Ja, der Erfolg und das Ende, die Damen der Umgebung, die gleichen die sie wegen zu vieler Fragen verprügelten, ihr dabei einen Zahn ausschlugen und ein verfrühtes Ableben Rees als weiterführende Maßnahmen in Betracht zogen haben einen Sinneswandel. Sie führen Ree zur Leiche ihres Vaters, und dort werden dann mit Hilfe einer Motorsäge die Hände mitgenommen. Diese Wendung kommt ein wenig unerwartet, wobei die Motivation hier noch nachvollziehbar ist, schlussendlich werden all diese Frauen die Schwierigkeiten von Ree recht gut nachempfinden können. Die Tüte mit der die Hände dann abgeliefert werden mit ihrer Thank you Aufschrift ist reichlich makaber, jedoch die Motivation nicht zu viele Fragen zu stellen nimmt man dem Polizisten ab. Das am Ende der Herr welche die Kaution stellte mit einer Tüte Geld vorbeikommt ist meines Erachtens des Guten zu viel.

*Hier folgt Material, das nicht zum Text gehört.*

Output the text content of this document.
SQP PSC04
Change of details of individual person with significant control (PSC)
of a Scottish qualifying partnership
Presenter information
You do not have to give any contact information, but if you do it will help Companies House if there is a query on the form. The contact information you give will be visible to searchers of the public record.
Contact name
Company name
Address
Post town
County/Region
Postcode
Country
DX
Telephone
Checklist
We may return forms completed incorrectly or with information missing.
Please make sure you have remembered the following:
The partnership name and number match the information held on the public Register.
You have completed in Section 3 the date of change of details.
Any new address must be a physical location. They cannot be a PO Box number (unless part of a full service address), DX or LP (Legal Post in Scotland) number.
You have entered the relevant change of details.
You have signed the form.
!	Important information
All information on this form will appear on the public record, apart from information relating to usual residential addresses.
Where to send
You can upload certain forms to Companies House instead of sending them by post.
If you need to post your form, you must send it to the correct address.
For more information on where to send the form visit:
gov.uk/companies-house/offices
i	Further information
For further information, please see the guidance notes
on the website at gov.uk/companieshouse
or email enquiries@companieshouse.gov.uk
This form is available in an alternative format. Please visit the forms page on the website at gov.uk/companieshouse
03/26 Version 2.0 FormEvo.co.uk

Denn so Happy ist das Ending dann auch wieder nicht, die siebzehnjährige Ree scheint im Leben nicht mehr allzu viele Optionen zu haben, als quasi Familienoberhaupt muss sie sich noch eine Zeit um die jüngeren Geschwister kümmern, einzig die Armee scheint eine Alternative zu sein um der Tristesse der ärmlichen Gemeinde zu entkommen. Ree ist weiterhin auf sich allein gestellt, aber es geht immerhin weiter wie bisher, es wird nicht schlechter.

In jedem Fall ist dieser Film eine gelungene Milieustudie, eine Erinnerung daran, dass Amerika aus mehr besteht als aus Kalifornien, New York und Detroit.